Jim soupira, plia le sac qu'il tenait et le posa devant lui. Il se dirigea vers le canapé, s'assit, et resta silencieux pendant une minute, réfléchissant. Spock ne le pressait pas, se contentant de rester assis en silence, attendant que le capitaine parle. C'était étrange combien la maison était silencieuse, aucune horloge, aucun bruit provenant de l'extérieur.
« Bones t'as probablement dit, si tu ne l'as pas lu dans mes archives » commença Jim, jouant avec un fil lâche sur sa robe. L'idée qu'il était enveloppé dans un tissu qui d'habitude enveloppait le corps de Spock le faisait frissonner. Il repoussa cette idée, gardant la tête baissée contre sa poitrine. « Lorsque j'avais treize ans, je vivais sur une autre planète. J'avais supplié d'y aller à vrai dire. J'étais prêt à tout pour m'éloigner de mon beau-père ».
« Il était violent ? » demanda Spock, se tournant de façon à faire face à Jim.
« Nan » répondit Jim en hochant la tête de manière négative. « Ce n'était pas un mauvais gars. C'est juste qu'on ne s'entendait pas. Pendant de longues années il n'y avait eu que moi, maman et Sam, et ensuite Franck s'est rajouté au tableau. Je n'aimais pas le changement. En plus j'étais une saleté à cet âge. Alors, quand j'ai entendu parler de la colonie, je les ai suppliés d'y aller. Nous avions de la famille là-bas ».
« J'avais lu que tu étais sur Tarsus IV ».
« Ouais » Les doigts de Jim s'immobilisèrent. « J'essayais de trouver de la nourriture pour les autres enfants. C'était… c'est la seule bonne chose que je n'ai jamais faite, jusqu'à rejoindre Starfleet ».
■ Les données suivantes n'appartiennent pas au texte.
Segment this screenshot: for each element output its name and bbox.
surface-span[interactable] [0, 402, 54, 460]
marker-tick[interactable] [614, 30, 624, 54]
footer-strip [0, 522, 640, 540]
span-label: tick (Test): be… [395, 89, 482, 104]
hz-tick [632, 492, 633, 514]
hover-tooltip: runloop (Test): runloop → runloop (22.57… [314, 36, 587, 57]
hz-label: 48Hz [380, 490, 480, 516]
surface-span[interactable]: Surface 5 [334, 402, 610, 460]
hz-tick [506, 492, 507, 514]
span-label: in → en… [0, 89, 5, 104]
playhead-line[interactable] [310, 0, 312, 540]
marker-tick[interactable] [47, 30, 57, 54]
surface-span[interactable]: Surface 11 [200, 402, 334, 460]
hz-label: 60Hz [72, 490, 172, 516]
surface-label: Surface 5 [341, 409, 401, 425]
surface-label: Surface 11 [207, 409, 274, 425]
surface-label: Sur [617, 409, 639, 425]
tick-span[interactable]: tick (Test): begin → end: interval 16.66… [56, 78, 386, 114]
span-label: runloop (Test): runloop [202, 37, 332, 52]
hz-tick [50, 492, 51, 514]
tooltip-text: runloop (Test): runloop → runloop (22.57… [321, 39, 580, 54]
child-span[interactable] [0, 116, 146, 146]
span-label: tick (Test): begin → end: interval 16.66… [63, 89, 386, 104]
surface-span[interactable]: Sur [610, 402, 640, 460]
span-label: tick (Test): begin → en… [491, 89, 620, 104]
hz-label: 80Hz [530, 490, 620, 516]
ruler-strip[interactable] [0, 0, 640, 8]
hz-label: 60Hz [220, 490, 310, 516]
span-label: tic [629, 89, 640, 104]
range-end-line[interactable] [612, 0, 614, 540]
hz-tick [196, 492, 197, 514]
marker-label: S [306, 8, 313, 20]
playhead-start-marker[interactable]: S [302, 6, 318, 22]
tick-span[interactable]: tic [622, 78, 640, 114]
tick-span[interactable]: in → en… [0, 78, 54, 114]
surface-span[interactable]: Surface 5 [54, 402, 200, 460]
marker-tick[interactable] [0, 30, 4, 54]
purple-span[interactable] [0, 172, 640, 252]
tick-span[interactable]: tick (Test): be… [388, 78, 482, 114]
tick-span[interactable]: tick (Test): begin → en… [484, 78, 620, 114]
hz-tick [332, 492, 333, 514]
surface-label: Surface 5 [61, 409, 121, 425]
« Tu n'étais qu'un enfant » dit doucement Spock.
« Pas après ça* ».
Spock ne répondit rien en retour, mais Jim le sentit se rapprocher.
« Peux-tu me montrer ? » demanda-t-il d'une voix faible, comme s'il était hésitant. Il lui fallut un moment avant de rencontrer le regard de Jim. Le blond ne demanda pas de clarification. Il hocha doucement de la tête, et sentit les doigts de Spock effleurer son visage. Spock avala sa salive de manière audible Jim l'entendit inhaler par la bouche en tremblant. Mais son toucher était léger, apaisant, et Jim se pencha vers lui.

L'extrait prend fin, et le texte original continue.